Está muito sol, muito sol nesta manhã de verdura e crianças. E estou na
aula. Silêncio e trabalho. Janela aberta e prado ao longe, com vacas e rio. Às
vezes tudo parece natural. Talvez seja esta calma de um automóvel buzinando ao
longe e das casas sobre o horizonte que me satisfaça hoje, neste sol e neste
dia.
É Outono, sobretudo. A janela está aberta. A minha janela panorâmica
sobre tudo. Esta e a outra. As duas. Todas.
Ao longe, mais à esquerda, avista-se o pinhal e inicio em mim uma
digressão pelo mar. Começo aqui mesmo. Estradas e veredas de mim conduzem-me
todas ao mar. Regresso insatisfeito e volto aqui e à só-janela da aula.
Trancada com um búzio assegura-te entrada e saudação marítima. Vem, anda, e
corta o horizonte e arrasa as cidade da minha tristeza de ontem. Abraça-me aqui
mesmo e justifica o momento calmo de agora. Mas acho estranho este dia e a leve
calma de hoje. Foi, por certo, da viagem e da sesta de mãos dadas sobre a proa
do navio. Será que aportei a lugar seguro? Nem sei de mim! Nem sei das minhas
mãos! Molhadas ficaram com a violência das vagas e o esforço do suor. É certo que as beijaste
quando mais desanimaram. É certo que te ofereceste toda quando mais desanimei.
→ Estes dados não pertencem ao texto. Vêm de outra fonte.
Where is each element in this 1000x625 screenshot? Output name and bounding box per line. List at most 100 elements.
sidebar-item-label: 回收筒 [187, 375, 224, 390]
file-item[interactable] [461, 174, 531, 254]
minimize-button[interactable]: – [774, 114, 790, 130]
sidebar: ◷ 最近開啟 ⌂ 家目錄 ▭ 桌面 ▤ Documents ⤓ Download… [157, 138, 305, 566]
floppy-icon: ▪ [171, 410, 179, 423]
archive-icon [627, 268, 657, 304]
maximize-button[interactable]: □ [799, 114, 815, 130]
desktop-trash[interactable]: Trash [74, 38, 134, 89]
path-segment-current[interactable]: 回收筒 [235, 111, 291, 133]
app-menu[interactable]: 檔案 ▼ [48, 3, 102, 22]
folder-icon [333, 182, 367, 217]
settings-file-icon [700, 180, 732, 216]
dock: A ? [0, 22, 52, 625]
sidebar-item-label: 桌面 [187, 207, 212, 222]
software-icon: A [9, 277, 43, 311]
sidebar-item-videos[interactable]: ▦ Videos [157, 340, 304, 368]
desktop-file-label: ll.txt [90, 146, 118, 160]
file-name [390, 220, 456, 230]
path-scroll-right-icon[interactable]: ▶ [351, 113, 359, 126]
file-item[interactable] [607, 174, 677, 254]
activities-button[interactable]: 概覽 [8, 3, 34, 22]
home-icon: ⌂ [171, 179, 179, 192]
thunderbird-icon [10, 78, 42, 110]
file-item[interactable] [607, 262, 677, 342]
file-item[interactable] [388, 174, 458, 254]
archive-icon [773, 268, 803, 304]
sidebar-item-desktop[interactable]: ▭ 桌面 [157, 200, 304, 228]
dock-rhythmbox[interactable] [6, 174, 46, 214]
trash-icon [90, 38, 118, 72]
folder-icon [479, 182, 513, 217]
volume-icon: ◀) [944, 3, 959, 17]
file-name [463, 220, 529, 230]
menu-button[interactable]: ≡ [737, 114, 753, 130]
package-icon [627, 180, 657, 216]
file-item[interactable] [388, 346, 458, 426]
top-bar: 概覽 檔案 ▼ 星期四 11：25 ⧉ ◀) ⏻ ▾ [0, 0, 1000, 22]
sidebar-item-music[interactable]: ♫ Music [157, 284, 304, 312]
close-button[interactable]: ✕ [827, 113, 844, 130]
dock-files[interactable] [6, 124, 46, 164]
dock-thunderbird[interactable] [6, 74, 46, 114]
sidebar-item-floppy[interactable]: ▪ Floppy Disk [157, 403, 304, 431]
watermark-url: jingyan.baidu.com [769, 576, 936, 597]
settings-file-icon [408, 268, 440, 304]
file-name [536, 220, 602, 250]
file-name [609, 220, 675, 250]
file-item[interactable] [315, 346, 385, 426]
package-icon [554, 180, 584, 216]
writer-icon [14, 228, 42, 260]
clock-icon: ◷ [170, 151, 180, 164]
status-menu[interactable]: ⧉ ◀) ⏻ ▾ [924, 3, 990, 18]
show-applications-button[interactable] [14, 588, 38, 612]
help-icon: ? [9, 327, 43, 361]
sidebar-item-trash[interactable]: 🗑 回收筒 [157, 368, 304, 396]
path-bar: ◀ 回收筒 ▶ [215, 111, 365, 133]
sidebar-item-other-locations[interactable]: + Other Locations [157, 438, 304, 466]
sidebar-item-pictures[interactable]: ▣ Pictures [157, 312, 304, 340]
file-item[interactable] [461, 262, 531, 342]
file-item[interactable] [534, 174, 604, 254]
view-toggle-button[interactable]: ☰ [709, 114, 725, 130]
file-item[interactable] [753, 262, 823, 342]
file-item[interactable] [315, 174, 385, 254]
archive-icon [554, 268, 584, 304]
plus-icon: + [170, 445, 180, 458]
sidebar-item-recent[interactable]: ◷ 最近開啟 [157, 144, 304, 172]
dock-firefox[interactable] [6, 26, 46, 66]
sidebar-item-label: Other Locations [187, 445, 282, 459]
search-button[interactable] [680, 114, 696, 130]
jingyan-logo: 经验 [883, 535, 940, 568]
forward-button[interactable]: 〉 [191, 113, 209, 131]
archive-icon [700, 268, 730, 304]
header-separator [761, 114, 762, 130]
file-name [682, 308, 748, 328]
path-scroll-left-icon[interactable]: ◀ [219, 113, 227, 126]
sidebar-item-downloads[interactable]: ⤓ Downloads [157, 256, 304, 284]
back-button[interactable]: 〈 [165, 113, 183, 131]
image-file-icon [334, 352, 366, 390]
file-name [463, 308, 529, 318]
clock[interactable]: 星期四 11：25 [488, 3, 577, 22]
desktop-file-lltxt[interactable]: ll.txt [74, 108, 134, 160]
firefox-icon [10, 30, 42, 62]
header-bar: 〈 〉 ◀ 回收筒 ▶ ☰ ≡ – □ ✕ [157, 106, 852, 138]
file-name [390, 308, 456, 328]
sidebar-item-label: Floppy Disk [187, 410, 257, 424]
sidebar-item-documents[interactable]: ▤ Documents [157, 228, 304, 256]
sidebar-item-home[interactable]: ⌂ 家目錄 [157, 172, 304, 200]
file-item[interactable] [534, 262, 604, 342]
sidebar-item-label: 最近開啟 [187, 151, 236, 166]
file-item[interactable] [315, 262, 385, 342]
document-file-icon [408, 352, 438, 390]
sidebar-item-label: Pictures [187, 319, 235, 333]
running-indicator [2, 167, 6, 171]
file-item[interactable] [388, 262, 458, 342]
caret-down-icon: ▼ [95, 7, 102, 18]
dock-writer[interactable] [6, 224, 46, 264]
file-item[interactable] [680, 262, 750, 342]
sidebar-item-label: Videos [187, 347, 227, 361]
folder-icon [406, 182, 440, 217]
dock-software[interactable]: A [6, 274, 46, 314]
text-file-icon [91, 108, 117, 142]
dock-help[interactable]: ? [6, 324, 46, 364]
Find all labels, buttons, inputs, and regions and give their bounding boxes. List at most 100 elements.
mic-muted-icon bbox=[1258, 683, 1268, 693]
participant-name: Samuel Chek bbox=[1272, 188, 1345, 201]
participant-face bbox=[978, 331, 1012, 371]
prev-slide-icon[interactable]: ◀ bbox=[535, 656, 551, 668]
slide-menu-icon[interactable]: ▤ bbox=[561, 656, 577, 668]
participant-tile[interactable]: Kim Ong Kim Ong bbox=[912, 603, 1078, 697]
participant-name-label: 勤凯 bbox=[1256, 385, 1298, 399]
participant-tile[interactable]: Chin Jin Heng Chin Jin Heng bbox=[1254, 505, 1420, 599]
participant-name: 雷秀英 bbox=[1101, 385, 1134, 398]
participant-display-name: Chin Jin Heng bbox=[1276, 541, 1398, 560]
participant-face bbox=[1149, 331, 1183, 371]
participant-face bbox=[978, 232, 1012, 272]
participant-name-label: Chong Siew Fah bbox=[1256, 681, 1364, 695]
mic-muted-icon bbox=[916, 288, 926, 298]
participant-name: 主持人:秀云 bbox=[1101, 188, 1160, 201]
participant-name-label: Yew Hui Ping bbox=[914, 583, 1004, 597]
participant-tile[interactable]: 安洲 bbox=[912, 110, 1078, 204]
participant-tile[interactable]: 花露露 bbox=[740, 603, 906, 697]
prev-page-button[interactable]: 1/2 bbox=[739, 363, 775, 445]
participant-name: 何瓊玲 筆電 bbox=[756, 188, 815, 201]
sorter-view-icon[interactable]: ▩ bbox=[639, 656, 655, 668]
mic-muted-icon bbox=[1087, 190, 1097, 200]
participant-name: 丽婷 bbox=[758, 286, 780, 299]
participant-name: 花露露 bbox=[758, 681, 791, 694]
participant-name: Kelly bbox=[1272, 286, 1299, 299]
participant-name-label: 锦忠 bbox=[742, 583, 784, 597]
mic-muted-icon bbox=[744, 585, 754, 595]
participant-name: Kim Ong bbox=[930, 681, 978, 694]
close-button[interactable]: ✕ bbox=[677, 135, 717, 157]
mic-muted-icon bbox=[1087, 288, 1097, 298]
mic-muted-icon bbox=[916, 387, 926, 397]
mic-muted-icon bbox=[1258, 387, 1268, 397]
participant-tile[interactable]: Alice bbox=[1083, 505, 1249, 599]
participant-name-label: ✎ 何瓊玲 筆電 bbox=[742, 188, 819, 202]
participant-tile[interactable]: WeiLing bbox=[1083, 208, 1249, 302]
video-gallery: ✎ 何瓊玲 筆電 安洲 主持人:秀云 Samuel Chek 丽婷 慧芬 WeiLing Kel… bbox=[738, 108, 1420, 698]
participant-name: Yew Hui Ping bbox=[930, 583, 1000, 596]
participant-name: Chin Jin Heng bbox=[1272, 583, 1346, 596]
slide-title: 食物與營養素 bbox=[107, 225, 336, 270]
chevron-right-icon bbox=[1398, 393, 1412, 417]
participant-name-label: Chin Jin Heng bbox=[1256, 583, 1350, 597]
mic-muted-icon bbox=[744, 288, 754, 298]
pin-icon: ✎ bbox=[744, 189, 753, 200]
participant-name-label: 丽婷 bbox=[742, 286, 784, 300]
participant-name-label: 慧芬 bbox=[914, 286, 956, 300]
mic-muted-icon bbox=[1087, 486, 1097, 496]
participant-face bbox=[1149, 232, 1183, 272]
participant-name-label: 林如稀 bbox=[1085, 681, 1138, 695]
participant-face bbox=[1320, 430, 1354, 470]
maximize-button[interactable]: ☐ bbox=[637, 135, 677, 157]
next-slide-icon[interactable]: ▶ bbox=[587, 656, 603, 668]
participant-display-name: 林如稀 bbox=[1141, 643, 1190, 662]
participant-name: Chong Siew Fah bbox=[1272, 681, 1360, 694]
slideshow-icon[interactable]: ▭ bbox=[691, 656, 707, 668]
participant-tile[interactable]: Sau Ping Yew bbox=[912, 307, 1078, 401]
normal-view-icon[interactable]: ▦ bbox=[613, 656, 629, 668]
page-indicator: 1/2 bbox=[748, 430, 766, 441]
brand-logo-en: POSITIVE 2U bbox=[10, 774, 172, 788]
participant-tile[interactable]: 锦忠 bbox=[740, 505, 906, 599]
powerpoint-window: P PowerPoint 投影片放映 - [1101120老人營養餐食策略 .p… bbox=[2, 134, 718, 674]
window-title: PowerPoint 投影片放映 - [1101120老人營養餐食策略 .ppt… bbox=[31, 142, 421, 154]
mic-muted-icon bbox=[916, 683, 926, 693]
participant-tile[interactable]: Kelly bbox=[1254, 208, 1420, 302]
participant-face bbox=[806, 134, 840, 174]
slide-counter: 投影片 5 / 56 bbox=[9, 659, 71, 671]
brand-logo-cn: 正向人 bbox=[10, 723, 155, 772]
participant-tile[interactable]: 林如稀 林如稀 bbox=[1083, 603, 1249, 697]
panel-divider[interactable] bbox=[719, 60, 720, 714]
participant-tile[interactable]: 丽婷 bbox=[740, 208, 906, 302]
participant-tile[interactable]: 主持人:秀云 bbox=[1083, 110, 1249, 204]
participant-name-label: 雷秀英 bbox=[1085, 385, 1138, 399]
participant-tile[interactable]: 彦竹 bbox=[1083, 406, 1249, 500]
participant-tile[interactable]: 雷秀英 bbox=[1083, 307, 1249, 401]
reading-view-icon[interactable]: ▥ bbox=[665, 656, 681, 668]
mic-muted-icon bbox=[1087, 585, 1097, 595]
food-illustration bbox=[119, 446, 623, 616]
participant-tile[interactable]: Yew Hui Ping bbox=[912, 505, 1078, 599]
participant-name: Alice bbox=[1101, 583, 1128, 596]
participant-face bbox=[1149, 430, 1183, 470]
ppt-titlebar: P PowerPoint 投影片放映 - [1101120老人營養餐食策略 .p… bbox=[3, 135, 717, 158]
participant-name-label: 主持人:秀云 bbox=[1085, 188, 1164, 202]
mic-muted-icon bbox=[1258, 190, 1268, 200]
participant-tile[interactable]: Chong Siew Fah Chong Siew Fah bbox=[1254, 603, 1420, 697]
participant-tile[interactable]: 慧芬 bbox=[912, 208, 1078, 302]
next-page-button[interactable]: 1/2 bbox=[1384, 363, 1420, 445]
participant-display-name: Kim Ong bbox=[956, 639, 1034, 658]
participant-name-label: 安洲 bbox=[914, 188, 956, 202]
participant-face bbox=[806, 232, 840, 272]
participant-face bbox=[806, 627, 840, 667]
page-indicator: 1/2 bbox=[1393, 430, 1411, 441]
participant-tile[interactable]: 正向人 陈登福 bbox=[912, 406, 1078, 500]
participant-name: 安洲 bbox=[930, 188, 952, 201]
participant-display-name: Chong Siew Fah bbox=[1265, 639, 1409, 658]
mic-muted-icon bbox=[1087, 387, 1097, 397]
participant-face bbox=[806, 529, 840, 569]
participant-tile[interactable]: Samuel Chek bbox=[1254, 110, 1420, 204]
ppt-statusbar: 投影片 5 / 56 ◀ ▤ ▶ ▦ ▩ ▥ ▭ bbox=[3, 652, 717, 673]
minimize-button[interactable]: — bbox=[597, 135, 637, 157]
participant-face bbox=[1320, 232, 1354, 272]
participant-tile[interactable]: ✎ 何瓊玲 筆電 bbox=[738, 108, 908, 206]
As mãos, essas (e por isso), as devolvo para ânimo e recompensa da luta. Bebe
nelas a água da tua sede.
Por humana simpatia ofereço sempre primeiro ao companheiro de viagem.
Depois bebo eu e recebo em mim a vida que ficou animada em minhas mãos. Sou
pouco higiénico, é certo, mas humano. A higiene é, em sua extrema partitura,
uma super-racionalização do humano. Desvirtua sentimentos e afasta-nos de nós.
É que nos lembra, por oposição extrema, uma degradação que o não é. Impõe-nos
vergonha de nós. Desvirtua-nos.
Regresso por desvirtuamento de higiene (mas mental) à janela de mim. A
outra deixa-me entrar risos que sobem do pátio. São meninas que tiveram algum
feriado. Sobe-me agora, também, a cor dos meus adolescentes guerreiros. É
verdade, hoje está um sol de guerra amorosa. Hoje podem libertar-se pombas e
oferecer-se flores. Só o vento que agita os cabelos naquela “Ala dos Namorados” não tem correspondência cá fora. Só, talvez,
nos gritos das crianças. Melhor, nos gritos surdos de tudo o que agora penso e
sou.
Podia, por exemplo, crucificar-me no sol e deixar-me desfalecer sem que
viesses com pombas e flores. Mas vem, traz flores nos cabelos e pombas nos
seios. Só em asas e pétalas sinto remissão para o dia de hoje.
Pombas, ou sangue, são uma e a mesma manifestação deste viajar. Os
olhos são tristeza, ou grito. As mãos um debruar de gestos sobre o infinito, ou
o círculo ingente de nós todos. Ah! mas a boca, essa, é negação, ou vitupério,
quando se ressente da manhã que as pombas saúdam. Por isso quero a liberdade e
o sangue que me percorre como a seiva nas flores. Por isso grito, grito sobre
os ombros fechados e quedo-me e amparo o meu próprio gesto. Sublime expiação a
de tal mecânica!
Hoje fico-me à beira da vida e quero-me sacerdote. O rio é o templo.
Quero só uma pomba em meu regaço! Hei-de
deixá-la dormir, ou gritar-lhe pelas mãos dentro, ou definir-me numa entrega
antecipada de gestos. O gesto, sabemo-lo, é a linguagem surda do inconsciente.
Linguagem de traição para uma sinceridade de intenções. Que há, portanto, a
esperar e a desesperar?
Augusto Mota, texto 13.7 de «O Artifício da Loucura», 1962 a 1964
- Discorrências sobre o nosso próprio limite.